'Estamos cansados de sermos desrespeitados', diz policial vítima de racismo
Em um vídeo enviado à TV Jornal, o servidor público disse que está cansado de ser desrespeitado durante o processo de trabalho
"Negro safado. Negro safado. Negro safado". O enfermeiro e policial militar Alderlan da Silva Costa ouviu três vezes a ofensa até prender uma mulher, de 49 anos, por crime de injúria racial e desacato ao servidor público nesse domingo (26), durante a campanha de vacinação contra a covid-19 no Shopping Recife. Em um vídeo enviado à TV Jornal, o servidor público disse que está cansado de ser desrespeitado durante o processo de trabalho.
Em entrevista, ele relata que o trabalho aumentou na pandemia e o desrespeito também. "Trabalhávamos muito antes, depois da pandemia o trabalho triplicou, quadriplicou. Estamos tentando dar conta do recado, e estamos dando conta do recado. Nós somos profissionais que hoje trabalham de forma desesperada para conseguir ou prevenir que as pessoas adoeçam com a vacinação da covid-19. Estamos cansados de sermos desrespeitados, de receber injúrias, palavras de baixo calão durante o nosso processo de trabalho", disse Alderlan.
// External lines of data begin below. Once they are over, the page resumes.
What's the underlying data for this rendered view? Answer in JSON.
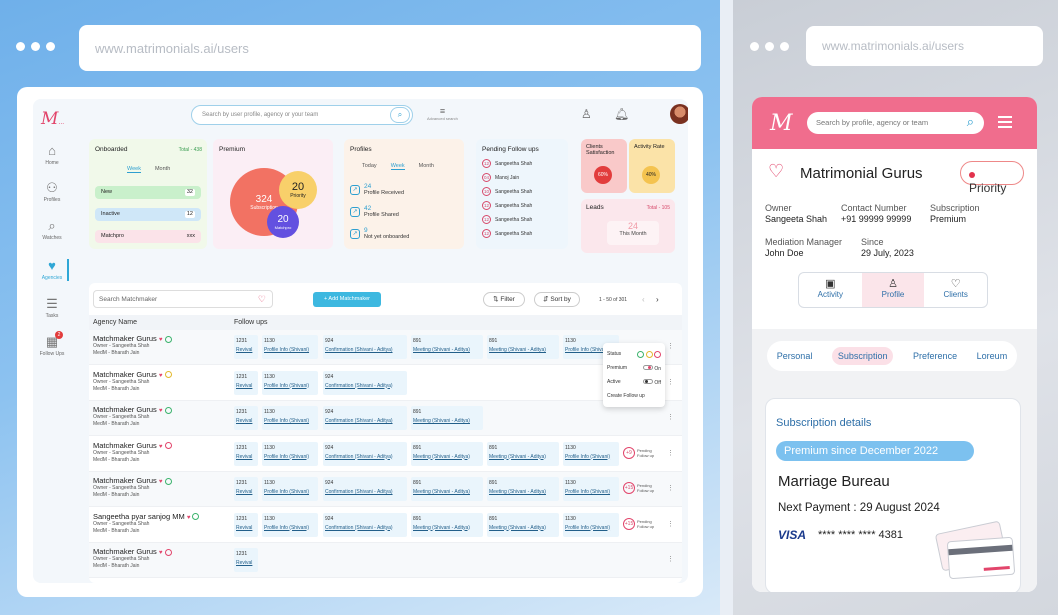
{
  "browser_left": {
    "url": "www.matrimonials.ai/users"
  },
  "browser_right": {
    "url": "www.matrimonials.ai/users"
  },
  "dashboard": {
    "logo": "M",
    "search_placeholder": "Search by user profile, agency or your team",
    "advanced_search": "Advanced search",
    "nav": [
      {
        "label": "Home"
      },
      {
        "label": "Profiles"
      },
      {
        "label": "Watches"
      },
      {
        "label": "Agencies"
      },
      {
        "label": "Tasks"
      },
      {
        "label": "Follow Ups",
        "badge": "2"
      }
    ],
    "onboarded": {
      "title": "Onboarded",
      "total": "Total - 438",
      "tabs": [
        "Week",
        "Month"
      ],
      "rows": [
        {
          "label": "New",
          "value": "32"
        },
        {
          "label": "Inactive",
          "value": "12"
        },
        {
          "label": "Matchpro",
          "value": "xxx"
        }
      ]
    },
    "premium": {
      "title": "Premium",
      "subscription_count": "324",
      "subscription_label": "Subscription",
      "priority_count": "20",
      "priority_label": "Priority",
      "matchpro_count": "20",
      "matchpro_label": "Matchpro"
    },
    "profiles": {
      "title": "Profiles",
      "tabs": [
        "Today",
        "Week",
        "Month"
      ],
      "rows": [
        {
          "count": "24",
          "label": "Profile Received"
        },
        {
          "count": "42",
          "label": "Profile Shared"
        },
        {
          "count": "9",
          "label": "Not yet onboarded"
        }
      ]
    },
    "pending": {
      "title": "Pending Follow ups",
      "rows": [
        {
          "count": "12",
          "name": "Sangeetha Shah"
        },
        {
          "count": "04",
          "name": "Manoj Jain"
        },
        {
          "count": "10",
          "name": "Sangeetha Shah"
        },
        {
          "count": "12",
          "name": "Sangeetha Shah"
        },
        {
          "count": "12",
          "name": "Sangeetha Shah"
        },
        {
          "count": "12",
          "name": "Sangeetha Shah"
        }
      ]
    },
    "clients": {
      "title": "Clients Satisfaction",
      "value": "60%"
    },
    "activity": {
      "title": "Activity Rate",
      "value": "40%"
    },
    "leads": {
      "title": "Leads",
      "total": "Total - 105",
      "count": "24",
      "period": "This Month"
    },
    "table": {
      "search_placeholder": "Search Matchmaker",
      "add_button": "+ Add Matchmaker",
      "filter": "Filter",
      "sort": "Sort by",
      "pagination": "1 - 50 of 301",
      "col_agency": "Agency Name",
      "col_followups": "Follow ups",
      "popup": {
        "status": "Status",
        "premium": "Premium",
        "premium_state": "On",
        "active": "Active",
        "active_state": "Off",
        "create": "Create Follow up"
      },
      "rows": [
        {
          "name": "Matchmaker Gurus",
          "owner": "Owner - Sangeetha Shah",
          "medm": "MedM - Bharath Jain",
          "fu": [
            [
              "1231",
              "Revival"
            ],
            [
              "1130",
              "Profile Info (Shivani)"
            ],
            [
              "924",
              "Confirmation (Shivani - Aditya)"
            ],
            [
              "891",
              "Meeting (Shivani - Aditya)"
            ],
            [
              "891",
              "Meeting (Shivani - Aditya)"
            ],
            [
              "1130",
              "Profile Info (Shivani)"
            ]
          ],
          "pending": ""
        },
        {
          "name": "Matchmaker Gurus",
          "owner": "Owner - Sangeetha Shah",
          "medm": "MedM - Bharath Jain",
          "fu": [
            [
              "1231",
              "Revival"
            ],
            [
              "1130",
              "Profile Info (Shivani)"
            ],
            [
              "924",
              "Confirmation (Shivani - Aditya)"
            ]
          ],
          "pending": ""
        },
        {
          "name": "Matchmaker Gurus",
          "owner": "Owner - Sangeetha Shah",
          "medm": "MedM - Bharath Jain",
          "fu": [
            [
              "1231",
              "Revival"
            ],
            [
              "1130",
              "Profile Info (Shivani)"
            ],
            [
              "924",
              "Confirmation (Shivani - Aditya)"
            ],
            [
              "891",
              "Meeting (Shivani - Aditya)"
            ]
          ],
          "pending": ""
        },
        {
          "name": "Matchmaker Gurus",
          "owner": "Owner - Sangeetha Shah",
          "medm": "MedM - Bharath Jain",
          "fu": [
            [
              "1231",
              "Revival"
            ],
            [
              "1130",
              "Profile Info (Shivani)"
            ],
            [
              "924",
              "Confirmation (Shivani - Aditya)"
            ],
            [
              "891",
              "Meeting (Shivani - Aditya)"
            ],
            [
              "891",
              "Meeting (Shivani - Aditya)"
            ],
            [
              "1130",
              "Profile Info (Shivani)"
            ]
          ],
          "pending": "+9"
        },
        {
          "name": "Matchmaker Gurus",
          "owner": "Owner - Sangeetha Shah",
          "medm": "MedM - Bharath Jain",
          "fu": [
            [
              "1231",
              "Revival"
            ],
            [
              "1130",
              "Profile Info (Shivani)"
            ],
            [
              "924",
              "Confirmation (Shivani - Aditya)"
            ],
            [
              "891",
              "Meeting (Shivani - Aditya)"
            ],
            [
              "891",
              "Meeting (Shivani - Aditya)"
            ],
            [
              "1130",
              "Profile Info (Shivani)"
            ]
          ],
          "pending": "+15"
        },
        {
          "name": "Sangeetha pyar sanjog MM",
          "owner": "Owner - Sangeetha Shah",
          "medm": "MedM - Bharath Jain",
          "fu": [
            [
              "1231",
              "Revival"
            ],
            [
              "1130",
              "Profile Info (Shivani)"
            ],
            [
              "924",
              "Confirmation (Shivani - Aditya)"
            ],
            [
              "891",
              "Meeting (Shivani - Aditya)"
            ],
            [
              "891",
              "Meeting (Shivani - Aditya)"
            ],
            [
              "1130",
              "Profile Info (Shivani)"
            ]
          ],
          "pending": "+15"
        },
        {
          "name": "Matchmaker Gurus",
          "owner": "Owner - Sangeetha Shah",
          "medm": "MedM - Bharath Jain",
          "fu": [
            [
              "1231",
              "Revival"
            ]
          ],
          "pending": ""
        }
      ],
      "pending_label": "Pending Follow up"
    }
  },
  "mobile": {
    "logo": "M",
    "search_placeholder": "Search by profile, agency or team",
    "title": "Matrimonial Gurus",
    "priority": "Priority",
    "owner_label": "Owner",
    "owner": "Sangeeta Shah",
    "contact_label": "Contact Number",
    "contact": "+91 99999 99999",
    "sub_label": "Subscription",
    "sub": "Premium",
    "mediation_label": "Mediation Manager",
    "mediation": "John Doe",
    "since_label": "Since",
    "since": "29 July, 2023",
    "tabs": [
      "Activity",
      "Profile",
      "Clients"
    ],
    "subtabs": [
      "Personal",
      "Subscription",
      "Preference",
      "Loreum"
    ],
    "details_title": "Subscription details",
    "premium_since": "Premium since December 2022",
    "plan": "Marriage Bureau",
    "next_payment": "Next Payment : 29 August 2024",
    "card_brand": "VISA",
    "card_number": "**** **** **** 4381"
  }
}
"Simplesmente as pessoas não sabem que regras existem para serem cumpridas. E, nós, profissionais da saúde que envolvem a enfermagem, fisioterapia, medicina, trabalhamos com normas técnicas e com regras. Não podemos fugir às normas, porque a gente responde eticamente por isso, porque existe um conselho que respalda", apontou o enfermeiro, sobre a conduta que os profissionais levam na aplicação das vacinas.
Como aconteceu o caso de racismo?
A senhora queria vacinar a filha adolescente, de 14 anos, com a quarta dose, mas ainda não há autorização do Ministério da Saúde ou das secretarias estaduais para a segunda dose de reforço nesse público.
"A usuária entrou por volta de 17h40 ou 18h, chegou exigindo que sua filha tivesse a quarta dose da covid-19, uma adolescente de 14 anos. Que gente já tinha as três doses, com esquema completo autorizado pelo Ministério da Saúde. E ela exigia que fizéssemos a quarta dose na adolescente, a todo momento foi explicado que não tínhamos autorização ministerial ou de secretaria nenhuma para a quarta dose. E a todo momento, a usuária não aceitava", contou o enfermeiro.
Alderlan conta que ela começou a gritar com os servidores, que já tinham explicado a ela que a aplicação das doses não poderia ser feita. "Quando a confusão começou, que o shopping começou a aglomerar, eu estava na parte de supervisão de vacinas realizando troca de lotes de vacina e me dirigi à ação para verificar. Essa senhora já estava completamente alterada. O esposo também tomou as dores dela, ameaçando bater nos servidores que estavam na frente", explicou.
"Foi quando cheguei, pedi para ela baixar o tom de voz para entender. O servidor na frente já tinha explicado e ela não quis entender. E para finalizar ela me chamou de "negro safado". Me deu um delay e perguntei ao servidor ao lado: 'tem certeza que estou ouvindo isso?' E ela repetiu mais duas vezes: 'negro safado', 'negro safado'", relatou.
Quem pode dar voz de prisão em casos de injúria racial?
Alderlan Costa ainda alertou que a própria população pode dar voz de prisão em casos de presença de crime, como desacato e injúria racial. "Eu dei voz de prisão, não só por ser policial militar ou ser servidor público em exercício, mas por ser cidadão. E que todo cidadão, constitucionalmente, tem o poder de emanar voz de prisão com quem esteja cometendo um crime ou que acione um órgão público para que assim o faça caso não queira efetuar essa prisão".
"Me identifiquei como profissional de segurança naquele momento, citei os artigos pelos quais ela estava sendo presa, que é o Artigo 140, que fala da injúria racial no Código Pena. E o Artigo 331 do Código Penal, que fala de desacato ao poder público", conta, afirmando que a levou até uma sala para a sua integridade física, porque na hora gerou uma comoção no local. Palavras como "racista" eram proferidas pelas pessoas que circulavam nos corredores do shopping.
Em nota, a Polícia Civil informou que prendeu em flagrante delito, por meio da Delegacia de Boa Viagem, a mulher.
"A autora foi autuada por Injúria Qualificada Racial e Desacato após desferir palavras de cunho discriminatório contra a vítima e desacatar o policiamento local em um estabelecimento comercial no bairro de Boa Viagem, durante campanha no local para aplicação de vacina".